Take the VHC trade in [LINKSYSTEM_46132063] from 3 days ago. If you roll your mouse over the Risk field, you see MaxDrawdown=~$41k and -17.8% of account equity. Those numbers are correct, as I was watching the trade during that time.
* Why doesn’t the pnl chart show the account drop to 200k before recovering? My guess here is that the chart is updated only once a day and it picks whatever the drawdown is at that time, which I think is a lame excuse for hiding risk.
* Why does the Max peak-to-valley drawdown (historical) in Statistics still show only 11.66%? It’s been 3 days…
Daniel
I find the lack of any feedback puzzling. First, because the issue can be easily fixed. Charts can still be updated only once per day but they should include the intraday account equity Min and Max as a shaded area.
If C2 wants to have some credibility as an auditing platform, issues like this should be addressed or at the very least discussed. You can’t hide behind what’s considered customary in the institutional investing community and say that daily data should be sufficient. No self-respecting institutional investor will give you any money with less than 3 years of trading history. Given that we are allowed and encouraged to invest in systems based on a much smaller time sample, I don’t see why those restrictions should apply to people putting their money with C2 systems. Furthermore, I (and probably others) use the max. drawdown number to set my own stop orders, so I’m interested in the real max drawdown, not sampled at EOD.
But there is of course the possibility that you simply don’t want to show intraday account equity swings. Systems with smooth equity curves sell better, I’d imagine…
Daniel
Daniel:
No one is trying to hide intra-day drawdowns, nor is anyone trying to ignore your previous forum post. You are correct: it is indeed true that an intraday drawdown could possibly be invisible in the equity charts because the charts are updated only periodically (typically more than once per day, but not always).
Increasing the frequency of equity calculations, or altering the methodology of drawdown calculation to incorporate single-trade data, is not a trivial programming job that we can solve easily. It’s a complex project, and the resources required to do it (programming, hardware, CPU) needs to be balanced against other projects and potential customer-helping efforts. You may believe this is the single most pressing issue facing C2. Perhaps you are right, but I’m not sure. There are other things we are working on that could equally help customers trying to evaluate trading systems. Which development project is obviously the right one to throw resources at? It’s not a simple question.
Daniel, I have received your suggestion in the spirit in which I hope it was intended: that you believe this is an important improvement that C2 can and should make (increasing equity calculation frequency to eliminate the possibility of sudden drawdown spikes hiding in more granular data). I agree with you that it is indeed an important project.
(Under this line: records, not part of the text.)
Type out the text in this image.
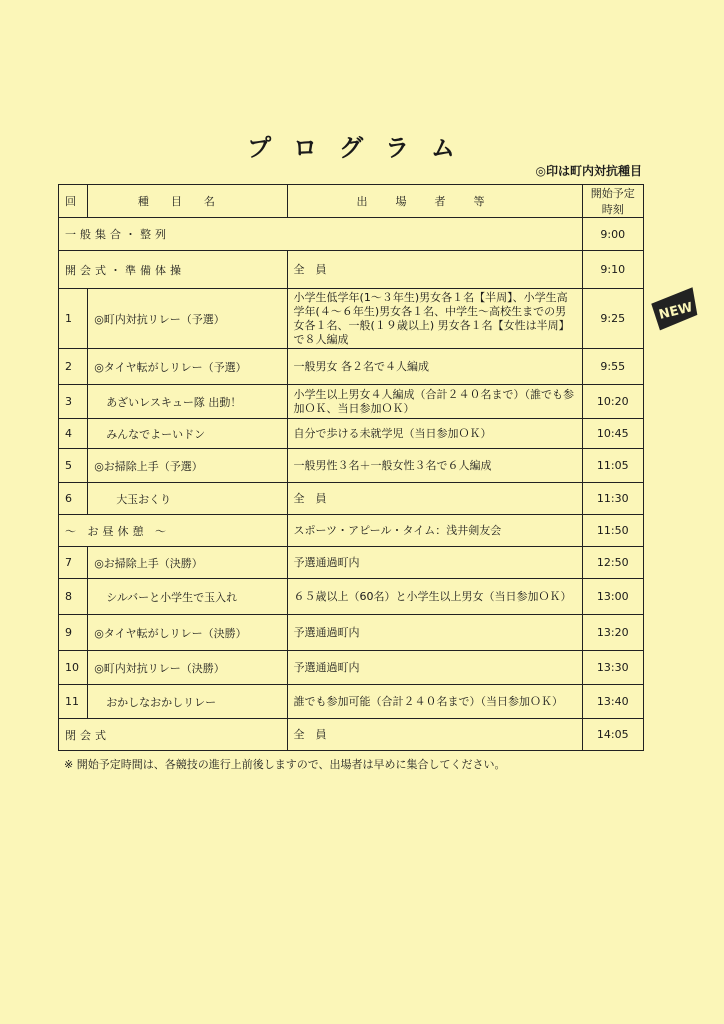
プログラム
◎印は町内対抗種目
回	種目名	出場者等	開始予定時刻
一般集合・整列			9:00
開会式・準備体操		全　員	9:10
1	◎町内対抗リレー（予選）	小学生低学年(1〜３年生)男女各１名【半周】、小学生高学年(４〜６年生)男女各１名、中学生〜高校生までの男女各１名、一般(１９歳以上) 男女各１名【女性は半周】で８人編成	9:25
2	◎タイヤ転がしリレー（予選）	一般男女 各２名で４人編成	9:55
3	あざいレスキュー隊 出動！	小学生以上男女４人編成（合計２４０名まで）（誰でも参加ＯＫ、当日参加ＯＫ）	10:20
4	みんなでよーいドン	自分で歩ける未就学児（当日参加ＯＫ）	10:45
5	◎お掃除上手（予選）	一般男性３名＋一般女性３名で６人編成	11:05
6	大玉おくり	全　員	11:30
〜 お昼休憩 〜		スポーツ・アピール・タイム：浅井剣友会	11:50
7	◎お掃除上手（決勝）	予選通過町内	12:50
8	シルバーと小学生で玉入れ	６５歳以上（60名）と小学生以上男女（当日参加ＯＫ）	13:00
9	◎タイヤ転がしリレー（決勝）	予選通過町内	13:20
10	◎町内対抗リレー（決勝）	予選通過町内	13:30
11	おかしなおかしリレー	誰でも参加可能（合計２４０名まで）（当日参加ＯＫ）	13:40
閉会式		全　員	14:05
NEW
※ 開始予定時間は、各競技の進行上前後しますので、出場者は早めに集合してください。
But I can’t solve it immediately, and as of this writing I can’t commit to a specific schedule for completing it.
And while I agree with you that this is potentially an important limitation, I think that it is not a very common occurrence, and that even modestly increasing equity calculation frequency might make it very unlikely. (Alas, even modestly increasing equity calculation frequency isn’t so simply, either, but I will look into it.)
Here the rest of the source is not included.